Of course I could write about the actors, and looky what we have here with Arrow. Laurel Lance’s ‘Mom’ – the mad woman who believes her daughter is alive, and is right, but doesn’t know it. Not to mention Malcolm Merlyn (Malcolm – bad in the Latin) the anti-Robin Hood.
Or I could delve into the Star Trek films and explore how reboots reshape and retell stories, but again, Doctor Who is all over it. In 2005 the TV program was rebooted, and, more importantly, the hero reboots himself every few years anyway and has done for bloomin’ decades. This program, basically, invented the reboot. And not only that, as a time traveller, he could and has in fact, retconned his entire story line and defeated others who have tried.
I could also delve into Star Trek to discuss spin offs and their relationship to the core stories. Again, I can do it with Doctor Who, what with the Sarah Jane shows, the K9 one, and Torchwood, not to mention the films, audio plays, and novels.
I could spend more time writing about the Marvel universe than I have, but each of our Avenging heroes manages to represent aspects of The Doctor, as I previously mentioned.

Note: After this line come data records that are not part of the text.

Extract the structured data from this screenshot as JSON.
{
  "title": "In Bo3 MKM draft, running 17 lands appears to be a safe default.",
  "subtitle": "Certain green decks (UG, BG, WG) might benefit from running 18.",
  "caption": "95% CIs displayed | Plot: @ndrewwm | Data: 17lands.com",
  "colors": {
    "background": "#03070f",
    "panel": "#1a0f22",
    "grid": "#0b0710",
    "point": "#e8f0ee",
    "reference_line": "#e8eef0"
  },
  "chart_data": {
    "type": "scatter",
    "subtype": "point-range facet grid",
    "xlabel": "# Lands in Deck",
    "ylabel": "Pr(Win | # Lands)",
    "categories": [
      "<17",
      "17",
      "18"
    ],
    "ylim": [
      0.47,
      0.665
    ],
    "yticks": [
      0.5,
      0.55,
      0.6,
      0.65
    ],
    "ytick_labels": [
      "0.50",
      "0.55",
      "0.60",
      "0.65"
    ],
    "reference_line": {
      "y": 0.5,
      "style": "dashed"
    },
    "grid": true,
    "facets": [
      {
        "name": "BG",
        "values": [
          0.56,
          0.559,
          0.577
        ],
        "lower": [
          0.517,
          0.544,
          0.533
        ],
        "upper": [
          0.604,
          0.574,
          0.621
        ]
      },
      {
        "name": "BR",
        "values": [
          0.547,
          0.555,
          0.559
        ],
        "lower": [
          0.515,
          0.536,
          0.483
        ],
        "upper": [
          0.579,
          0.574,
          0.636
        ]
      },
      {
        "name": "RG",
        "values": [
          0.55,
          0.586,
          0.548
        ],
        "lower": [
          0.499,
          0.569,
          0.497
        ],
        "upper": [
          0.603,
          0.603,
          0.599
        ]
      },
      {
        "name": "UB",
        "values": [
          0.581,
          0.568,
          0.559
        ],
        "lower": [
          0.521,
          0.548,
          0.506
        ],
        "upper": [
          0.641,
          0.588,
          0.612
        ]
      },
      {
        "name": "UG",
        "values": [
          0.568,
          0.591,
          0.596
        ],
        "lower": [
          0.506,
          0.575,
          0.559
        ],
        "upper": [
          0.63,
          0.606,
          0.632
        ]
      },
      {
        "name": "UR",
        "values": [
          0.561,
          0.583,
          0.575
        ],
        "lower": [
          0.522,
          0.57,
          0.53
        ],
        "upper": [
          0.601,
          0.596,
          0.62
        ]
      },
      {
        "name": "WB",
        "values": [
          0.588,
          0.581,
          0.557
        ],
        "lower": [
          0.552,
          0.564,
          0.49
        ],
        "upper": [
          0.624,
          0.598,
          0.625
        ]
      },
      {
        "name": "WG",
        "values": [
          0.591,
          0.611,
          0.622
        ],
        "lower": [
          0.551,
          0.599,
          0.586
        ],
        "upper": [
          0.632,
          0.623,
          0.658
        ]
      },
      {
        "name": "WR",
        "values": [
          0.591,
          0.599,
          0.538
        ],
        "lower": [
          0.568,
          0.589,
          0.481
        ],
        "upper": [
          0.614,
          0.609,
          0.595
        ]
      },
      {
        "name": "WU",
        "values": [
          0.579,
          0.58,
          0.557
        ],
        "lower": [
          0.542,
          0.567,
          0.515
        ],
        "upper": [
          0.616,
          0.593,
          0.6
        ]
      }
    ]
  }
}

Although Guardians of the Galaxy is a pretty damn funny and entertaining reboot-thing of Firefly + Star Wars and deserves more attention and many more accolades.
More words could be directed towards everything Joss Whedon-y, but having read a lot of stuff over at Tea at the Ford, they’ve had it covered for a long time, although they do cover everything else is well, if only sporadically. But go read.

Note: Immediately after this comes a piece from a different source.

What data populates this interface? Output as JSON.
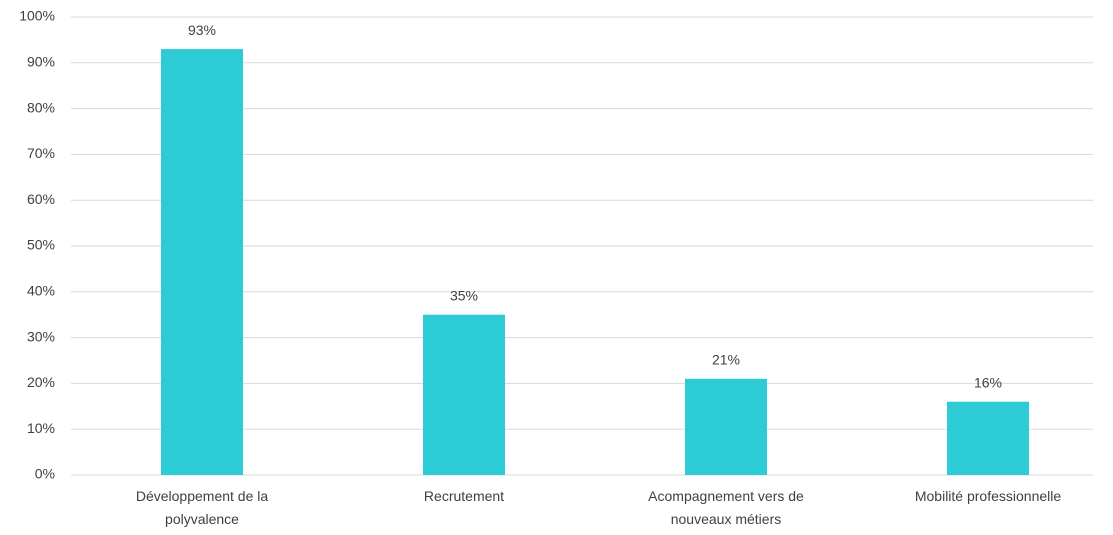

In time, focus will turn again to Tolkien with the third instalment of The Hobbit, which will bring its own themes to examine. Here be dragons.
I could write about genre regarding any number of books or films, but Doctor Who makes use of them all. Want horror, with ghosts or zombies? Yep The Doctor has ’em. Want ‘hard’ SF? Got that too, want space operas, family dramas, dinosaurs, westerns, or serious psychological stories of ‘Othering’, pirates, or modern mystery adventures or alternate universes, battles with Romans, Sherlock-like things, or a crap load of robots, or Victorian steam punk lizards plus comedy? All covered. Want, say, examples of feminist heroines from the 1970s, or explorations of the impact of colonialism, examinations of class, or the impact of war, unregulated healthcare provision or scientific experimentation, unchecked militarism or rampant industrialisation, examinations of organised religion, developing celebrations of diversity, or the dangers of imposed technology? Check, check, check etc.
Rules and Boundaries
Doctor Who, like Arrow or I don’t know, Neighbours, has rules to follow as a program, but unlike them, it has less boundaries. If the Neighbours cast suddenly battle an alien invasion it’s no longer the soap opera it set out to be. If the hero of Arrow suddenly pursues a career in interpretative dance in Canada, it wouldn’t be Arrow. Yet Doctor Who can be an urban family drama (eg any ep featuring the Tylers) or it can be a full on cartoony super-villian program (any ep with The Master) or end up in a Toronto jazz ballet class and still remain itself. It’s not that Neighbours or Arrow are worse programs, they’re just constrained by genre, as they should be.
For the record, Arrow is pretty good, and I’m fairly certain being Australian means having at least watched some episodes of Neighbours, even if not for a decade.
Anyway, if you find, after all of this, that Doctor Who is the program for you, it is perhaps because, just like the box The Doctor travels in, its stories are always bigger on the inside.